Novel IoT Node Concept in IoT Platform for Intelligent and Dynamic Remote Patient Monitoring
摘要
The growing demand for intelligent healthcare systems emphasizes the need for advanced technologies that support continuous, non-intrusive patient monitoring in clinical environments. This paper presents a comprehensive solution that integrates both static and mobile IoT nodes, coupled with AI-driven perception and analytics, to enhance monitoring capabilities within hospital settings. The proposed system incorporates three core components: autonomous navigation, computer vision–based health assessment, and machine learning–enabled sensor analysis. Static nodes are deployed at each patient’s bedside to collect physiological and environmental data in real time using embedded sensors, while simultaneously capturing visual data through fixed cameras. Sensor data is analyzed using machine learning models that predict missing values in case of sensor malfunction or loss, ensuring reliable and uninterrupted monitoring. In addition to static setup, a mobile robot navigates autonomously through hospital wards, executing monitoring routines based on user-defined schedules or clinical priorities. During its rounds, the robot collects visual data of patients and surgical sites.
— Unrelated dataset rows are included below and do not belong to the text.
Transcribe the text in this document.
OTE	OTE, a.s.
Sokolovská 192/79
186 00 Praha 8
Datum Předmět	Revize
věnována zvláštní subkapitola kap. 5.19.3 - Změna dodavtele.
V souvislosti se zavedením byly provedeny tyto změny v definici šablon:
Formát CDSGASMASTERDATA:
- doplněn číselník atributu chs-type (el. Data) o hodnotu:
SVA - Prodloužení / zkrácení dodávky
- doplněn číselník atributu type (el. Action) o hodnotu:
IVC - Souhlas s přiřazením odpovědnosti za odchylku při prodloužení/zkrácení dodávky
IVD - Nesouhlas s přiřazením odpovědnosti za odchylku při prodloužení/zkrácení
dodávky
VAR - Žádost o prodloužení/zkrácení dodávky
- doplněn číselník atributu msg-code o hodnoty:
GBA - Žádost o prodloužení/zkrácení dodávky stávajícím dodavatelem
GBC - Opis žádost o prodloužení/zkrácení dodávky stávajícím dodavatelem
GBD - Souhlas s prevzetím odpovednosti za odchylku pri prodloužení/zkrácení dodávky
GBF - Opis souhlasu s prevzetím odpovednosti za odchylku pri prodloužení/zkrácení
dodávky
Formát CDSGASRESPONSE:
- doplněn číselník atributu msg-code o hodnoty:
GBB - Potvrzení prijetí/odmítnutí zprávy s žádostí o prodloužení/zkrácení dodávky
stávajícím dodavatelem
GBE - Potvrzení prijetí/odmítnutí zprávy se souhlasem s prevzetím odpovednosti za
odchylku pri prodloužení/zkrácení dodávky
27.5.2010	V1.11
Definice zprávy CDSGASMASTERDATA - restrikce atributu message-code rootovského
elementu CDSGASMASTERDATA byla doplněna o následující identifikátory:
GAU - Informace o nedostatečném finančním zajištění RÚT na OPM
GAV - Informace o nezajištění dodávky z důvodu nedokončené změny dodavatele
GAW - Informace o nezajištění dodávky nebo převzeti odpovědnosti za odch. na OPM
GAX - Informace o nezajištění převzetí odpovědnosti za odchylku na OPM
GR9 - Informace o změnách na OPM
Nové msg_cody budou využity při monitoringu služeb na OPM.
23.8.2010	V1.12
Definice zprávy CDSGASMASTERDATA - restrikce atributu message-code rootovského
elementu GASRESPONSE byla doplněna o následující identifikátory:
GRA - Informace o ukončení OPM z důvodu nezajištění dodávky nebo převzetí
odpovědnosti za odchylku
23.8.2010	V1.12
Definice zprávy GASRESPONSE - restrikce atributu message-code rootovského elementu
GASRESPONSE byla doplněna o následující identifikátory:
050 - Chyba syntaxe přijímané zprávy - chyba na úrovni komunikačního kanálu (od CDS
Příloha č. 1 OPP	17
Deep learning models, applied to extract subjective information, are employed to analyze patient posture, wound healing progress, and to detect essential items such as medicine containers and water bottles. These models also support autonomous navigation by enabling path recognition and action planning. The system integrates insights from both static and mobile nodes into structured, real-time reports that assist in the early detection of clinical issues and timely informed medical decisions. This solution provides a scalable and objective approach to continuous patient assessment. It improves monitoring quality services, reduces reliance on subjective manual evaluations, enhances staff efficiency, and fosters a more responsive, data-informed hospital environment.